Czy to doskonały sposób na zarabianie?
I tak i nie. Zwolennicy powiedzą, że cisza pomaga im się skupić. Przeciwnicy, że to raj dla leserów. Nie ma jednoznacznej odpowiedzi. Tak naprawdę wszystko zależy od samodyscypliny i zaangażowania w realizację powierzonych zadań. Mówiąc wprost – nie każdy się do tego nadaje. Co mówią statystyki? 76 proc. Polaków korzysta z pracy zdalnej, jeżeli firma da im tylko taką możliwość. Tak wynika z badań Kantar TNS i start-upu Remote-How, o których napisała „Rzeczpospolita”. Prawdą jest, że rynek pracy ewoluuje na naszych oczach. Pojawia się wiele potrzeb i nowych stanowisk, zmienia się także kultura organizacji. Coraz więcej firm decyduje się na taką formę zatrudnienia. Daje to szereg nowych możliwości, również dla osób z orzeczeniem o stopniu niepełnosprawności. I na tym się skupmy.
Czy to idealna praca dla niepełnosprawnych?
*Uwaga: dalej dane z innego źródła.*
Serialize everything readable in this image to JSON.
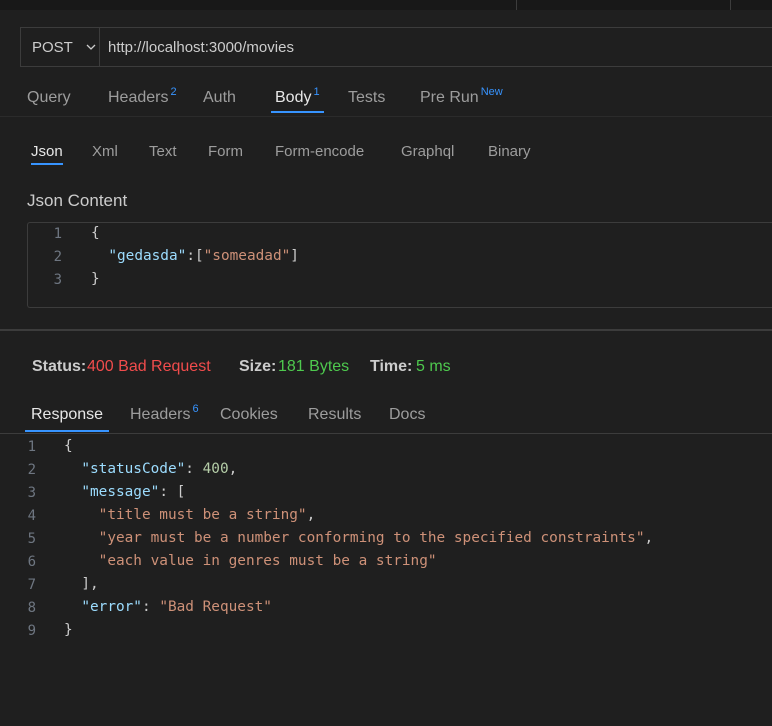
{
  "request": {
    "method": "POST",
    "url": "http://localhost:3000/movies"
  },
  "request_tabs": [
    {
      "label": "Query",
      "badge": ""
    },
    {
      "label": "Headers",
      "badge": "2"
    },
    {
      "label": "Auth",
      "badge": ""
    },
    {
      "label": "Body",
      "badge": "1"
    },
    {
      "label": "Tests",
      "badge": ""
    },
    {
      "label": "Pre Run",
      "badge": "New"
    }
  ],
  "active_request_tab": "Body",
  "body_tabs": [
    "Json",
    "Xml",
    "Text",
    "Form",
    "Form-encode",
    "Graphql",
    "Binary"
  ],
  "active_body_tab": "Json",
  "json_content_label": "Json Content",
  "request_body_lines": [
    "1",
    "2",
    "3"
  ],
  "request_body_text": {
    "open": "{",
    "key": "\"gedasda\"",
    "colon": ":[",
    "value": "\"someadad\"",
    "close_bracket": "]",
    "close": "}"
  },
  "status": {
    "status_label": "Status:",
    "status_value": "400 Bad Request",
    "size_label": "Size:",
    "size_value": "181 Bytes",
    "time_label": "Time:",
    "time_value": "5 ms"
  },
  "response_tabs": [
    {
      "label": "Response",
      "badge": ""
    },
    {
      "label": "Headers",
      "badge": "6"
    },
    {
      "label": "Cookies",
      "badge": ""
    },
    {
      "label": "Results",
      "badge": ""
    },
    {
      "label": "Docs",
      "badge": ""
    }
  ],
  "active_response_tab": "Response",
  "response_line_numbers": [
    "1",
    "2",
    "3",
    "4",
    "5",
    "6",
    "7",
    "8",
    "9"
  ],
  "response_body": {
    "open": "{",
    "status_key": "\"statusCode\"",
    "status_val": "400",
    "message_key": "\"message\"",
    "msg1": "\"title must be a string\"",
    "msg2": "\"year must be a number conforming to the specified constraints\"",
    "msg3": "\"each value in genres must be a string\"",
    "arr_close": "],",
    "error_key": "\"error\"",
    "error_val": "\"Bad Request\"",
    "close": "}"
  },
  "colors": {
    "accent": "#3794ff",
    "status_error": "#f14c4c",
    "status_ok": "#4ec94e",
    "json_key": "#9cdcfe",
    "json_string": "#ce9178",
    "json_number": "#b5cea8"
  }
}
Zdecydowanie. Jeszcze kilka lat temu firmy znacznie chętniej widziały pracownika w swoim biurze, zyskiwały wówczas poczucie kontroli nad jego pracą. Pracownicy natomiast wcale nie tak ochoczo korzystali z opcji tzw. home office, trwając w przekonaniu, że praca w domu wiąże się z wieloma niedogodnościami. Tendencje się odwróciły. Menedżerowie i dyrektorzy przekonali się, że pracownik, który pracuje w domu, wykonuje swoje obowiązki równie dobrze, jak ten w biurze. Zmienił się też sposób myślenia samych pracowników. Trudności, których się wcześniej obawiali, okazały się łatwe do pokonania. Podobnie wygląda sprawa zatrudnienia osób niepełnosprawnych, które chcą wejść na otwarty rynek pracy. Taka forma pracy jest dla nich często optymalnym rozwiązaniem. Zdalna praca z orzeczeniem może bowiem być znacznie łatwiejsza organizacyjnie.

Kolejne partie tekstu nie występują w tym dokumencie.